In the fully automatic honing machines the knife is fitted into a holder attached to the main spindle and allows the cutting edge to be in contact with the circular plate made of metal or glass. An adjusting mechanism brings the height of the glass plate to the level of the bevel of the knife. The abrasive is spread evenly on the surface of the plate by oscillatory and rotatory movement of the device. The duration of sharpening time is set depending on the state of the knife; the knife automatically turns over from edge to edge at suitable intervals. The sharpening speed is also set based on the condition of the knife, slow speed being reserved for knives in poor conditions.

Plastic blades These are disposable blades which can be adapted to fit most types of microtomes. The necessity of sharpening is eliminated. Although they are becoming increasingly popular, they are expensive.

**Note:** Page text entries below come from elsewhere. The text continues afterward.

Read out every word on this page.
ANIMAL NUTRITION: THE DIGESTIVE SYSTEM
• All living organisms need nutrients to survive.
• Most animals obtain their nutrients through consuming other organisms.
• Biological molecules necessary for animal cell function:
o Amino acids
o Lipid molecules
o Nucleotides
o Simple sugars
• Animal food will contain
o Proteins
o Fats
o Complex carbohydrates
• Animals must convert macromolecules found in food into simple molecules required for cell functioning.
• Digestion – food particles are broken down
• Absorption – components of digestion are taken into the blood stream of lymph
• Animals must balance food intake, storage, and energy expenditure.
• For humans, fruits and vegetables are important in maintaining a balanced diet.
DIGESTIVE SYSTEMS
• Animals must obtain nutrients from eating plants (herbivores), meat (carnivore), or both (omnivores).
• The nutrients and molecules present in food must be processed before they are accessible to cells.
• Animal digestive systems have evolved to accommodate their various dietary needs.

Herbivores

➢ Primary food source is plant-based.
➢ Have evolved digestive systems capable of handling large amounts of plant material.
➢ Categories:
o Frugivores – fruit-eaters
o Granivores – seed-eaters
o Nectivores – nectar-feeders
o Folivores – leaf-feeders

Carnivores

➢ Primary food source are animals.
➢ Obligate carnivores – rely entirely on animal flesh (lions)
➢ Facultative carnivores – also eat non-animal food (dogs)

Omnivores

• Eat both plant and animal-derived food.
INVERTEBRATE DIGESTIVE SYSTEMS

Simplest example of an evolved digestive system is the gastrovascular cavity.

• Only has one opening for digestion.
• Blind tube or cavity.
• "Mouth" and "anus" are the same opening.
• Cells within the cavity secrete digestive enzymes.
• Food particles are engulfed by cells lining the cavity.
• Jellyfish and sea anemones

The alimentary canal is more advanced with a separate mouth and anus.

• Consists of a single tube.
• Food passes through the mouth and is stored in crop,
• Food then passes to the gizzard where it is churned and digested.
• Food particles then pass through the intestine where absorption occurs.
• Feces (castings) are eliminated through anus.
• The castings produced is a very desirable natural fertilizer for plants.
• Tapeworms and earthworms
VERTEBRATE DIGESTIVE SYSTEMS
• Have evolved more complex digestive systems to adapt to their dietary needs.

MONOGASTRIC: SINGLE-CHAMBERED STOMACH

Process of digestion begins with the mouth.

Factory grinding When the cutting edge has retreated into thicker metal due to repeated sharpening, it results in the widening of the bevel angle. When this angle becomes much greater than 350, the knife should be returned to the factory so that both its wedge surfaces may be ground down and the correct bevel angle restored.

STROPPING

Following honing the edge of the knife is polished on a leather strop made from the best quality horse hide. The strop surface should be of ideal size, e.g., 7-9 by 45 cm. The strop may be hanging type or one fixed to a solid wooden block. The hanging type strops are attached by one end to a bench or wall at a suitable height for the user. 

The strops are pulled as far as possible to prevent sagging and create enough tension to prevent rounding the cutting edge of the knife. A canvas back is fitted to most of these strops and serves as a preliminary stropping surface before using the leather surface. Stropping is manipulated with one hand while the other hand pulls on the

strop.

 The movement is that of toe to heel', just the reverse of the honing process (Fig. 5.11). The stropping surface is usually impregnated with a fine abrasive (diamond dust or fine carborundum).

The rigid type is preferred by many histotechnologists because it is easier to manipulate and rounding of the knife edge is minimised. Some workers consider stropping unnecessary when honing has been properly carried out. However, stropping a knife after honing or after each session of section cutting definitely enhances the cutting ability of the knife.